Riflessioni

Riporto alcune riflessioni di Gegio… Meditate gente…e commentate!

“[…]Il gruppo in cui faccio volontariato è composto in maniera eterogenea e in 10 giorni è stato difficile non imbattersi nelle diverse idee delle diverse genarazioni presenti. La prova di come il nostro status sociale sia poco conosciuto e poco compreso l’ho avuta al momento del pagamento della “vacanza”. Nel nostro gruppo si fa una distinzione tra “volontari studenti/disoccupati” e “volontari lavoratori”. Una distinzione concettualmente corretta se non fosse che l’Italia è socialmente cambiata negli ultimi 20 anni; la figura dello studente era una figura sociale ben definita e il lavoratore idem; ora invece ci sono differenti studenti e differenti lavoratori. Abbiamo gli studenti che hanno quasi 30 anni che lavorano e che guadagnano più di un lavoratore a progetto, ci sono gli imprenditori, ci sono i classici dipendenti, ci sono i giovani lavoratori di 22/23 anni che hanno appena iniziato il lavoro e che quindi hanno poche ferie, ma ci sono anche i neolaureati e neolavoratori di 28 anni ai quali piacerebbe sposarsi entro una certa età e che quindi pensano già a mettersi da parte il gruzzolo, ma ce ne sono altre tipologie e ne siete a conoscenza.
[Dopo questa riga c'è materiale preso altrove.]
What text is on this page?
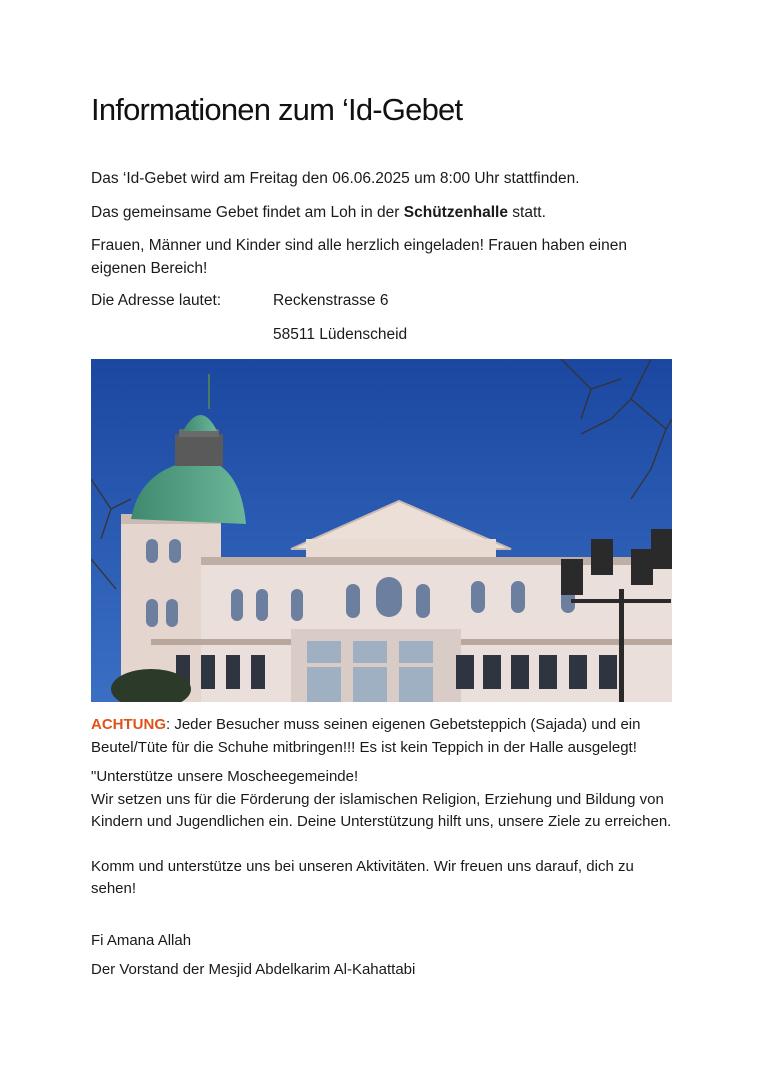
Informationen zum ‘Id-Gebet
Das ‘Id-Gebet wird am Freitag den 06.06.2025 um 8:00 Uhr stattfinden.
Das gemeinsame Gebet findet am Loh in der Schützenhalle statt.
Frauen, Männer und Kinder sind alle herzlich eingeladen! Frauen haben einen eigenen Bereich!
Die Adresse lautet:	Reckenstrasse 6
58511 Lüdenscheid
ACHTUNG: Jeder Besucher muss seinen eigenen Gebetsteppich (Sajada) und ein Beutel/Tüte für die Schuhe mitbringen!!! Es ist kein Teppich in der Halle ausgelegt!

"Unterstütze unsere Moscheegemeinde!

Wir setzen uns für die Förderung der islamischen Religion, Erziehung und Bildung von Kindern und Jugendlichen ein. Deine Unterstützung hilft uns, unsere Ziele zu erreichen.

Komm und unterstütze uns bei unseren Aktivitäten. Wir freuen uns darauf, dich zu sehen!

Fi Amana Allah
Der Vorstand der Mesjid Abdelkarim Al-Kahattabi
A parte il fatto che chiedere ad un disoccupato di pagare una vacanza di volontariato stona in maniera pazzesca (secondo il mio orecchio mentale) poiché in questo modo non si considerano le varie tipologie di lavoratori; essendo io un lavoratore precario cronico (non per scelta) e avendo un contratto a progetto che non prevede il pagamento delle ferie, mi chiedo e chiedo in giro: “è giusto che debba pagare cifra piena?”. La maggior parte delle persone presenti con me alla vacanza e che sono all’oscuro di come gira il nostro ‘mondo da precari’ rispondono: “si, perchè lavori!”; quindi segue spiegazione: ho spiegato di come non ci pagano il meritato riposo estivo, di come scegliere di riposarsi sia rischioso per il futuro rinnovo del contratto ma anche banalmente di quanto poco guadagna un precario lavoratore a progetto di un call center. La cosa allarmante è che lo stato reale delle cose, il nostro stato cari miei precari, è così ASSURDO che non viene nemmeno concepito dalle personi ‘normali’.

E’ da questa percezione che comprendo di come sia possibile, ahimè, poter fare una distinzione semplice di due classi sociali (studenti e lavoratori) perchè, sempre ahimè, non si può trovare soluzione per un problema impensato…in quanto impensabile. Detto in soldoni e buttandola sul ridere cònio il paragone: noi precari siamo gli asini che volano!!!

Questa è la mia esperienza che fortunatamente trova comprensione e disponibilità nel presidente dell’associazione GRUPPO INTERVENTO ONLUS che comunque dà la possibilità di compiere queste nobili azioni (il volontariato) senza sottomettersi all’infamia del ‘dio denaro’; per questo sono contento e non mollo nella lotta per dimostrare che le cose così non funziano; non mollo con voi (sul blog) e non mollo con il mondo.

Ho riussunto in queste poche parole di come la nostra realtà è vista da chi non la vive, dimostrando che il mondo non è ignorante…è solamente all’oscuro di tutto!”